Penyusun menyadari bahwa makalah ini
masih jauh dari kesempurnaan. Oleh karena, itu penyusun sangat mengharapkan
kritik dan saran yang bersifat membangun. Pada akhirnya penyusun berharap semoga makalah ini dapat bermanfaat bagi yang membaca.
Yogyakarta, 18 September 2011
Penyusun
BAB
I
PENDAHULUAN
A.
Latar
Belakang Masalah
Pendidikan
adalah suatu proses untuk menciptakan generasi penerus bangsa yang memiliki
keterampilan dan keahlian. Pendidikan berlangsung sepanjang hayat manusia. Dalam upaya
meningkatkan mutu pendidikan nasional, pemerintah melalui Depdiknas terus
berupaya melakukan berbagai perubahan dan pembaharuan sistem pendidikan kita.
Salah satunya, yaitu berkaitan dengan faktor
guru. Lahirnya Undang-Undang No. 14 tahun 2005 tentang Guru dan Dosen dan Peraturan
Pemerintah No. 19 Tahun 2005 tentang Standar Nasional Pendidikan, pada dasarnya
merupakan kebijakan pemerintah yang didalamnya memuat usaha pemerintah untuk
menata dan memperbaiki mutu guru di Indonesia. Michael G. Fullan yang dikutip
oleh Suyanto dan Djihad Hisyam (2000) mengemukakan bahwa “educational change
depends on what teachers do and think…”. Pendapat tersebut mengisyaratkan
bahwa perubahan dan pembaharuan sistem pendidikan sangat bergantung pada “what
teachers do and think “. atau dengan kata lain bergantung pada penguasaan
kompetensi guru.
Pendidikan
sebagai suatu proses pembelajaran sangat diperlukan sosok guru sebagai pengajar
dan pendidik. Guru dewasa ini banyak mendapatkan sorotan sebagai pihak yang
paling berperan utama dalam menentukan berhasil atau tidaknya proses
pendidikan. Banyaknya siswa yang tidak
lulus dalam UN juga dituding sebagai kesalahan dari guru yang tidak serius
dalam memperjuangkan peserta didiknya.
Guru
yang dikenal sebagai sosok pahlawan tanpa
tanda jasa merupakan manusia yang berada dalam garda terdepan dalam
mencerdaskan kehidupan bangsa. Di era globalisasai ini, guru dituntut untuk
tidak hanya mengajar peserta didiknya, namun juga harus bisa mendidik.[1]
Pada
proses belajar mengajar, seorang guru harus menggunakan berbagai variasi dalam
menyampaikan pelajaran. Hal ini karena agar peserta didik tidak merasa bosan.
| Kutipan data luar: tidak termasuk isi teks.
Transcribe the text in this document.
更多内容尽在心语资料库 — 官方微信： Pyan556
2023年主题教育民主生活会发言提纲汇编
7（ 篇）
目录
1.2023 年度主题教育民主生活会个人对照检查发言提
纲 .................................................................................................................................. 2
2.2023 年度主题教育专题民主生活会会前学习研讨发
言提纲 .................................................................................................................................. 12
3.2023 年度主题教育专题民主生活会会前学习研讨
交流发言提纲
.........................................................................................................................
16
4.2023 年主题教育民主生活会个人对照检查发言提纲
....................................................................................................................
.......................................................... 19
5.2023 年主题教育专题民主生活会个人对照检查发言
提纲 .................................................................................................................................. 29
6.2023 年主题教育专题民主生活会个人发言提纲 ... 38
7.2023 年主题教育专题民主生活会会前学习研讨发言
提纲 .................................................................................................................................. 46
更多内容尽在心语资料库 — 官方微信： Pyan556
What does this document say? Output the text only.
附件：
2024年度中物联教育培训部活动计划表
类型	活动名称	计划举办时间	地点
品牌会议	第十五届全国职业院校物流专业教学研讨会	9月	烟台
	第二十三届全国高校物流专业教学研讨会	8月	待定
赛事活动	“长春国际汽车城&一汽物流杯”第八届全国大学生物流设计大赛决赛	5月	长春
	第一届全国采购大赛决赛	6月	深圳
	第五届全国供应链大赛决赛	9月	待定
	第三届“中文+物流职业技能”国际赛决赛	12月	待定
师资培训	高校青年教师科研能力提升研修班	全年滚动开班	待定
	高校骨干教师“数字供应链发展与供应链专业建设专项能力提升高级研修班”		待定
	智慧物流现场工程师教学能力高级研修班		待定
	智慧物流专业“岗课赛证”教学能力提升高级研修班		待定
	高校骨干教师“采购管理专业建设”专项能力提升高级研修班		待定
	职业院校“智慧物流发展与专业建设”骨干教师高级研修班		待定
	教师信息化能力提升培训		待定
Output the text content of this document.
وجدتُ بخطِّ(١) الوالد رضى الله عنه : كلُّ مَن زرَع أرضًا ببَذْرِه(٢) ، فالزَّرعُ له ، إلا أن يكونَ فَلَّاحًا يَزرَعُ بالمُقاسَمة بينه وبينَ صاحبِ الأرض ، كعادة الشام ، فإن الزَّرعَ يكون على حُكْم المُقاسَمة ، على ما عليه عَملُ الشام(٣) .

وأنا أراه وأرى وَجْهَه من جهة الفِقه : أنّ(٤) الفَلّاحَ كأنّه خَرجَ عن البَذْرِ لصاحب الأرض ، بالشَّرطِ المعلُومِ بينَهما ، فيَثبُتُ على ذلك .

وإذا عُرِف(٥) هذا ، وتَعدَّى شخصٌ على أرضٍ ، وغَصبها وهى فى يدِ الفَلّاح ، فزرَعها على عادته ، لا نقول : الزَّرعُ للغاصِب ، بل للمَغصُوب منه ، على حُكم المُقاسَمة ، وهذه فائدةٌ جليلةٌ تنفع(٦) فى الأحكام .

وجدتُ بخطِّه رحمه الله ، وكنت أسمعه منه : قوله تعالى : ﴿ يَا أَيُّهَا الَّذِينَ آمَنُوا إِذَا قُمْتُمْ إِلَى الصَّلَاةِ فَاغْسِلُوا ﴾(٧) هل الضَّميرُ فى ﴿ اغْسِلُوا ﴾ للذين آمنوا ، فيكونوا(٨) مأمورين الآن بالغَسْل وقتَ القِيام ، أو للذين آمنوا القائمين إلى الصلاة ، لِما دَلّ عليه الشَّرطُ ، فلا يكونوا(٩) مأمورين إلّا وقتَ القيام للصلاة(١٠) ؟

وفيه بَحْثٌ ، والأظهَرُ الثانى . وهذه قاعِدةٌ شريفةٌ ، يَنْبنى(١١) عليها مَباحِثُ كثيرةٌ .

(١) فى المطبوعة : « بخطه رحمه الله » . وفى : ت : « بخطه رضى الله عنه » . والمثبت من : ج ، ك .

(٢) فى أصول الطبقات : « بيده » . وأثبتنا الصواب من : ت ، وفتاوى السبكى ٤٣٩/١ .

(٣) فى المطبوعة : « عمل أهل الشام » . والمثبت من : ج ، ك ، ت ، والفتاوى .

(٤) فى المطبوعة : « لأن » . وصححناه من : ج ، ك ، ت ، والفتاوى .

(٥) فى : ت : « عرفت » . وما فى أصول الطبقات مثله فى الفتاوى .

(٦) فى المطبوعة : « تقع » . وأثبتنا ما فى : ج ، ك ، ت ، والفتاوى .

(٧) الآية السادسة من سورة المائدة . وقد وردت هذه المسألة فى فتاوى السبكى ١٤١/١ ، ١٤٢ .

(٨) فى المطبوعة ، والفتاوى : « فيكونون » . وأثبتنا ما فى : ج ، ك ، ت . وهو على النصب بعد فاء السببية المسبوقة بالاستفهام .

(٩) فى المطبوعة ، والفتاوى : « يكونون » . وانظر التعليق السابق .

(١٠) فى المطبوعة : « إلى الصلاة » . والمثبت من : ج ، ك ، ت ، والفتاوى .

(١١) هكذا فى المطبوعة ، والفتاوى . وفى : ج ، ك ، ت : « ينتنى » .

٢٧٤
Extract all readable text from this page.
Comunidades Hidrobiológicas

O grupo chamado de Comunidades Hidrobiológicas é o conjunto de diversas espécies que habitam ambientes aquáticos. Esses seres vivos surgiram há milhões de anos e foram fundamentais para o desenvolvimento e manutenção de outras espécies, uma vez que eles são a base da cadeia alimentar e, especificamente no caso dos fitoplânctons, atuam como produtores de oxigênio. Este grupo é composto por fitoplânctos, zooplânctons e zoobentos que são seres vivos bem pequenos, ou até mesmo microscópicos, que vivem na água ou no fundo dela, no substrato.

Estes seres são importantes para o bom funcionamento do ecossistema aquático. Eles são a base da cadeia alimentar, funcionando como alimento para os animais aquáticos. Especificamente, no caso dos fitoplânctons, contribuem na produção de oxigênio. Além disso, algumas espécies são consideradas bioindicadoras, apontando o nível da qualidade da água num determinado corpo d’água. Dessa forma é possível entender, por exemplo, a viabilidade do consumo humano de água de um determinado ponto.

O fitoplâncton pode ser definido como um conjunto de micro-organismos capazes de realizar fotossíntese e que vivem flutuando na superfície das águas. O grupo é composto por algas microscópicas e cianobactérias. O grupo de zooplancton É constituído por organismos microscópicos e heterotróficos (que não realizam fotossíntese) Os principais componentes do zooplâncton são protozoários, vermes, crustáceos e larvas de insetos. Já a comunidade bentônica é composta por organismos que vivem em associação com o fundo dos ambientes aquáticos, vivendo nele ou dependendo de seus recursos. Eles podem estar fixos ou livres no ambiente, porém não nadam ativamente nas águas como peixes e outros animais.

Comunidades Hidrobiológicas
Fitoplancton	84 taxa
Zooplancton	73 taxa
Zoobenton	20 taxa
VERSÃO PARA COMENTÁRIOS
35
Untuk dapat menciptakan pembelajaran yang bervariasi, maka diperlukan adanya
kemampuan/kompetensi guru. Kompetensi guru harus terus ditingkatkan, terutama
dalam hal penguasaan tekhnologi. Hal ini karena agar proses belajar mengajar
sesuai dengan tuntutan zaman. Seorang guru harus terus berusaha meningkatkan
kompetensinya agar peserta didik merasa tertarik dengan mata pelajaran hyang
dibawakan oleh guru.
Jika kita mengamati lebih jauh tentang realita kompetensi guru pada saat ini agaknya masih beragam. Sudarwan Danim (2002)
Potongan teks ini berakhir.